If we focus on the eight hexagrams of the 'competitive exchange' element in the Exchange phase we find:

hexagram 01 - pure competitive exchange (five-phase METAL). Trigram of Heaven doubled. Exaggerating, skill-focused. Singleminded.

hexagram 43 - a touch of cooperative exchange within competitive exchange (five-phase METAL). The focus here is on 'spreading the word', sowing seeds and so integrating rather than the focus on strong differentiating we find in 01 but still spreading THE word and so a competitive focus on this word being better than any others.

hexagram 14 - the trigram of Fire reflects the concept of DISTRIBUTION (five-phase FIRE) in economic cycles, distribution in the context of wholesale rather than retail. The basic characteristics of distribution are covered in the general focus of the text where the emphasis is on directing operations from a core position 'outwards'.

hexagram 34 - the trigram of Thunder reflects the concept of PRODUCTION (five-phase WOOD) in economic cycles, but more so of 'new' materials, be it ideas or material things. In the context of competitive exchange this process is reflected in the act of invigorating, motivating others.

hexagram 09 - the trigram of Wind also reflects the concept of PRODUCTION (five-phase WOOD) but over time, the focus is more on RE-production, manufacture, refinement. In the context of competitive exchange this concept is expressed as the making of small gains, their accumulation to enable one to stand upon those gains and be noticed and so become influencial.

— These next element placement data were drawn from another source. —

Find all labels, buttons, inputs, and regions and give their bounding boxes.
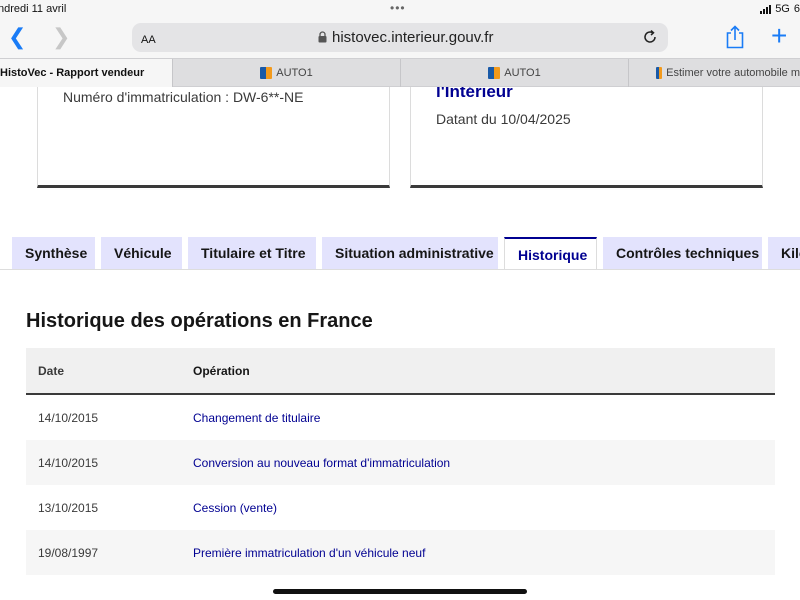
tab-situation-administrative[interactable]: Situation administrative — [322, 237, 498, 269]
auto1-favicon-icon — [488, 67, 501, 79]
report-date: Datant du 10/04/2025 — [436, 111, 571, 127]
browser-tab-label: Estimer votre automobile m — [666, 67, 800, 79]
row-date: 14/10/2015 — [38, 455, 99, 470]
history-panel: Historique des opérations en France Date… — [0, 269, 800, 600]
browser-tab-auto1[interactable]: AUTO1 — [172, 59, 400, 87]
share-icon[interactable] — [724, 25, 746, 49]
row-operation: Conversion au nouveau format d'immatricu… — [193, 455, 451, 470]
browser-tab-label: AUTO1 — [276, 67, 313, 79]
reload-icon[interactable] — [642, 29, 658, 45]
signal-icon — [760, 4, 772, 14]
tab-synthese[interactable]: Synthèse — [12, 237, 95, 269]
tab-vehicule[interactable]: Véhicule — [101, 237, 182, 269]
row-date: 14/10/2015 — [38, 410, 99, 425]
tab-label: Historique — [518, 246, 588, 263]
tab-label: Contrôles techniques — [616, 245, 760, 261]
history-table: Date Opération 14/10/2015 Changement de … — [26, 348, 775, 575]
tab-label: Synthèse — [25, 245, 88, 261]
row-operation: Première immatriculation d'un véhicule n… — [193, 545, 426, 560]
new-tab-plus-icon[interactable]: + — [771, 22, 787, 50]
network-label: 5G — [775, 3, 790, 15]
tab-label: Situation administrative — [335, 245, 494, 261]
tab-label: Véhicule — [114, 245, 172, 261]
page-title: Historique des opérations en France — [26, 310, 373, 332]
url-text: histovec.interieur.gouv.fr — [332, 29, 494, 46]
status-indicators: 5G 6 — [760, 3, 800, 15]
multitasking-dots[interactable]: ••• — [390, 1, 406, 15]
tab-controles-techniques[interactable]: Contrôles techniques — [603, 237, 762, 269]
tab-kilometrage[interactable]: Kilo — [768, 237, 800, 269]
row-operation: Cession (vente) — [193, 500, 278, 515]
table-row: 14/10/2015 Conversion au nouveau format … — [26, 440, 775, 485]
table-header: Date Opération — [26, 348, 775, 395]
back-icon[interactable]: ❮ — [8, 26, 26, 48]
browser-tab-label: HistoVec - Rapport vendeur — [0, 67, 145, 79]
table-row: 19/08/1997 Première immatriculation d'un… — [26, 530, 775, 575]
status-bar: ndredi 11 avril ••• 5G 6 — [0, 0, 800, 18]
tab-historique[interactable]: Historique — [504, 237, 597, 270]
browser-toolbar: ❮ ❯ AA histovec.interieur.gouv.fr + — [0, 18, 800, 58]
auto1-favicon-icon — [656, 67, 663, 79]
text-size-button[interactable]: AA — [141, 30, 156, 46]
vehicle-card: Numéro d'immatriculation : DW-6**-NE — [37, 87, 390, 188]
table-row: 13/10/2015 Cession (vente) — [26, 485, 775, 530]
table-row: 14/10/2015 Changement de titulaire — [26, 395, 775, 440]
tab-titulaire[interactable]: Titulaire et Titre — [188, 237, 316, 269]
page-content: Numéro d'immatriculation : DW-6**-NE l'I… — [0, 87, 800, 600]
browser-tab-label: AUTO1 — [504, 67, 541, 79]
address-bar[interactable]: AA histovec.interieur.gouv.fr — [132, 23, 668, 52]
browser-tab-histovec[interactable]: HistoVec - Rapport vendeur — [0, 59, 172, 87]
source-card-title: l'Intérieur — [436, 87, 513, 101]
text-size-label: AA — [141, 34, 156, 46]
status-time: ndredi 11 avril — [0, 3, 67, 15]
forward-icon[interactable]: ❯ — [52, 26, 70, 48]
report-tabs: Synthèse Véhicule Titulaire et Titre Sit… — [0, 237, 800, 270]
browser-tab-auto1-second[interactable]: AUTO1 — [400, 59, 628, 87]
browser-tab-estimer[interactable]: Estimer votre automobile m — [628, 59, 800, 87]
column-header-date: Date — [38, 363, 65, 378]
lock-icon — [318, 31, 327, 43]
tab-label: Kilo — [781, 245, 800, 261]
row-operation: Changement de titulaire — [193, 410, 321, 425]
browser-tab-strip: HistoVec - Rapport vendeur AUTO1 AUTO1 E… — [0, 58, 800, 87]
home-indicator[interactable] — [273, 589, 527, 594]
row-date: 13/10/2015 — [38, 500, 99, 515]
registration-number: Numéro d'immatriculation : DW-6**-NE — [63, 89, 304, 105]
row-date: 19/08/1997 — [38, 545, 99, 560]
source-card: l'Intérieur Datant du 10/04/2025 — [410, 87, 763, 188]
auto1-favicon-icon — [260, 67, 273, 79]
tab-label: Titulaire et Titre — [201, 245, 306, 261]
column-header-operation: Opération — [193, 363, 250, 378]
battery-label: 6 — [793, 3, 800, 15]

hexagram 05 - the trigram of Water reflects a focus on CONSUMPTION (five-phase WATER). Here the relationship of consumption in a context of competitive exchange is through waiting for the right opportunity to turn up but in doing so also 'networking', socialising (drinking, eating, generally partying!) with others to make relationships useful later on.

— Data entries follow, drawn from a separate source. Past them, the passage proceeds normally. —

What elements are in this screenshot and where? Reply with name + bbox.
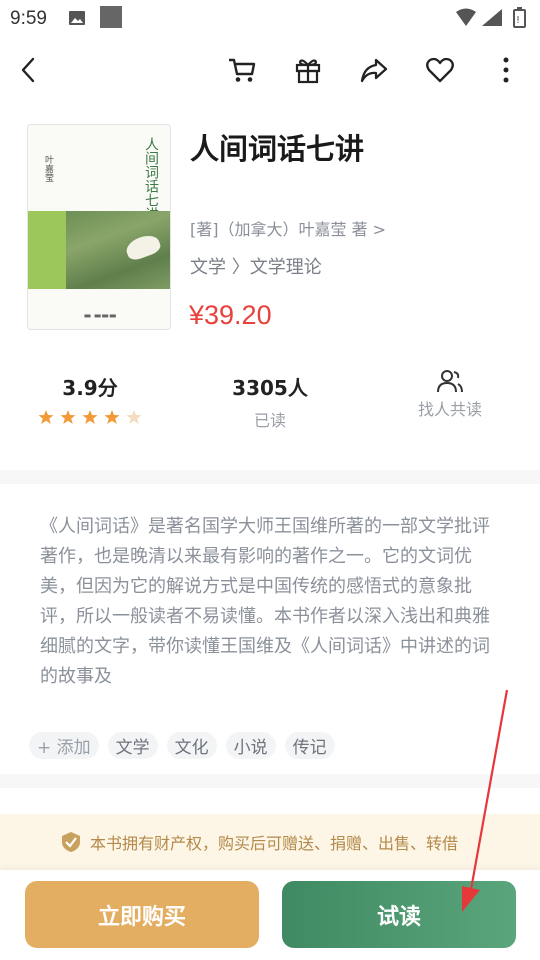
- buy-now-button[interactable]: 立即购买: [25, 881, 259, 948]
- book-description: 《人间词话》是著名国学大师王国维所著的一部文学批评著作，也是晚清以来最有影响的著…: [40, 516, 490, 687]
- more-button[interactable]: [488, 52, 524, 88]
- cover-flower: [123, 231, 163, 263]
- gift-button[interactable]: [290, 52, 326, 88]
- signal-icon: [482, 9, 502, 26]
- tag-item[interactable]: 传记: [284, 732, 335, 759]
- star-icon: [126, 410, 142, 424]
- readers-label: 已读: [253, 411, 286, 430]
- book-title: 人间词话七讲: [190, 132, 365, 166]
- heart-icon: [426, 57, 454, 83]
- rating-stat: 3.9分: [10, 372, 170, 425]
- wifi-icon: [456, 8, 476, 26]
- book-cover[interactable]: 人间词话七讲 叶嘉莹 ▬ ▬▬▬: [27, 124, 171, 330]
- back-button[interactable]: [10, 52, 46, 88]
- author-link[interactable]: [著]（加拿大）叶嘉莹 著 >: [190, 216, 386, 240]
- rating-stars: [10, 409, 170, 425]
- trial-read-button[interactable]: 试读: [282, 881, 516, 948]
- bottom-action-bar: 立即购买 试读: [0, 870, 540, 960]
- cover-publisher-mark: ▬ ▬▬▬: [83, 311, 117, 320]
- notice-text: 本书拥有财产权，购买后可赠送、捐赠、出售、转借: [90, 834, 459, 853]
- find-coreaders-button[interactable]: 找人共读: [370, 368, 530, 420]
- image-notification-icon: [69, 11, 85, 25]
- add-tag-button[interactable]: + 添加: [29, 732, 99, 759]
- star-icon: [38, 410, 54, 424]
- people-icon: [437, 370, 463, 393]
- tag-item[interactable]: 文学: [107, 732, 158, 759]
- cart-icon: [229, 58, 256, 82]
- gift-icon: [295, 59, 321, 84]
- readers-count: 3305人: [232, 376, 308, 400]
- book-price: ¥39.20: [189, 300, 272, 330]
- readers-stat: 3305人 已读: [190, 372, 350, 431]
- share-button[interactable]: [356, 52, 392, 88]
- cover-title: 人间词话七讲: [143, 137, 159, 221]
- cover-green-band: [28, 211, 66, 289]
- star-icon: [60, 410, 76, 424]
- category-link[interactable]: 文学 〉文学理论: [190, 253, 322, 279]
- top-nav: [0, 44, 540, 96]
- cart-button[interactable]: [224, 52, 260, 88]
- tag-list: + 添加 文学 文化 小说 传记: [29, 732, 335, 759]
- section-divider: [0, 774, 540, 788]
- find-coreaders-label: 找人共读: [417, 400, 482, 419]
- status-bar: 9:59 !: [0, 0, 540, 38]
- cover-photo: [66, 211, 170, 289]
- tag-item[interactable]: 小说: [225, 732, 276, 759]
- rating-value: 3.9分: [62, 376, 118, 400]
- star-icon: [104, 410, 120, 424]
- ownership-notice: 本书拥有财产权，购买后可赠送、捐赠、出售、转借: [0, 814, 540, 870]
- share-icon: [360, 58, 388, 83]
- more-icon: [503, 57, 509, 83]
- status-time: 9:59: [10, 8, 47, 29]
- favorite-button[interactable]: [422, 52, 458, 88]
- back-icon: [21, 57, 35, 83]
- tag-item[interactable]: 文化: [166, 732, 217, 759]
- star-icon: [82, 410, 98, 424]
- section-divider: [0, 470, 540, 484]
- system-status-icons: !: [456, 7, 526, 28]
- verified-shield-icon: [62, 832, 80, 852]
- svg-text:!: !: [516, 15, 520, 26]
- notification-square-icon: [100, 6, 122, 28]
- cover-author: 叶嘉莹: [43, 155, 53, 182]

hexagram 26 - the trigram of Mountain reflects the concept of FILTRATION (five-phase EARTH) but conditional filtration based on one's sense of discernment developed over years of experience. Here, in the context of competitive exchange, the focus is on holding firm to traditions in the process of exchange.

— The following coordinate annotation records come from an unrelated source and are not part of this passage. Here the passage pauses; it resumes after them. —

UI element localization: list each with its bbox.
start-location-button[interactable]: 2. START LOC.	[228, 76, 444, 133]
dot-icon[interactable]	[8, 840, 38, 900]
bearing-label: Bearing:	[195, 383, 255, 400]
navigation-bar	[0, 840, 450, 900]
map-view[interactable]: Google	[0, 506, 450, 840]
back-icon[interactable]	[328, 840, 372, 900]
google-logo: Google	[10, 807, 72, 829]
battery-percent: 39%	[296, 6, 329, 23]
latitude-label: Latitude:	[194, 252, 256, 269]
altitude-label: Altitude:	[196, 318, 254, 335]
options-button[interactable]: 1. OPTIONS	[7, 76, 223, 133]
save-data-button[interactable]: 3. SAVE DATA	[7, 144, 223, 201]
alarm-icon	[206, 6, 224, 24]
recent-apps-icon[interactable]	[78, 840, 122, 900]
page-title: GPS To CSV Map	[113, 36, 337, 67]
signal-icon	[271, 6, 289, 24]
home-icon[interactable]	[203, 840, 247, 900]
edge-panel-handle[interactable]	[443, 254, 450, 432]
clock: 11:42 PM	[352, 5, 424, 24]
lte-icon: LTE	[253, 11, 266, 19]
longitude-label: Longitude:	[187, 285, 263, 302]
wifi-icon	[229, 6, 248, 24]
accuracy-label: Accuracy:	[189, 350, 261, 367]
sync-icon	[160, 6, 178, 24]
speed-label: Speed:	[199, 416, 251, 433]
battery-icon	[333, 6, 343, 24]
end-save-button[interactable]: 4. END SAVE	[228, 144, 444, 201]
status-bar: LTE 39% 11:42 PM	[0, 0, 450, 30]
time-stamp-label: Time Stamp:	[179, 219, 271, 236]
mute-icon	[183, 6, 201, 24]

hexagram 11 - the trigram of Earth reflects the concept of FILTRATION (five-phase EARTH) but uncondition filtration. Here the source of filtering is derived externally, in the form of some rule/law of some sort where one has no personal choice, the exchange is just 'done' and as such is 'balanced' and 'harmonious'.

The above octet iteself reflects the dynamics of dialectics in the relationships of hexagrams where hexagram 01 'opposes' hexagram 11, where the exaggeration in 01 is compensated-for by the focus on balance in 11 and as such reflects the dynamics in Marx's concepts of 'use value' vs 'exchange value' where the former is focued upon BALANCE whereas the latter is focused upon generating surplus value and so an EXAGGERATION.

This dynamic across the octet reflects the overall dynamic of exaggeration/balance, of exploitation/protection we find throughout the dynamic across these dichotomies and over the whole cycle itself (and so the whole I Ching sequence of hexagrams).

We can 'zoom-in' to focus on particular hexagrams in detail where we will find the same patterns repearted - reflecting the whole-in-all-parts focus of the I Ching. The DIFFERENCES are in the relationships to LOCAL CONTEXT as in the language of whatever specialisation we are analysing. Thus if I switch focus to the specialisation of the Myers-Briggs Type Indicator (MBTI©®) so the same generic qualities emerge but different labels are used in that the context has switched from SocioEconomics to Personality typing - (see I Ching/MBTI relationships).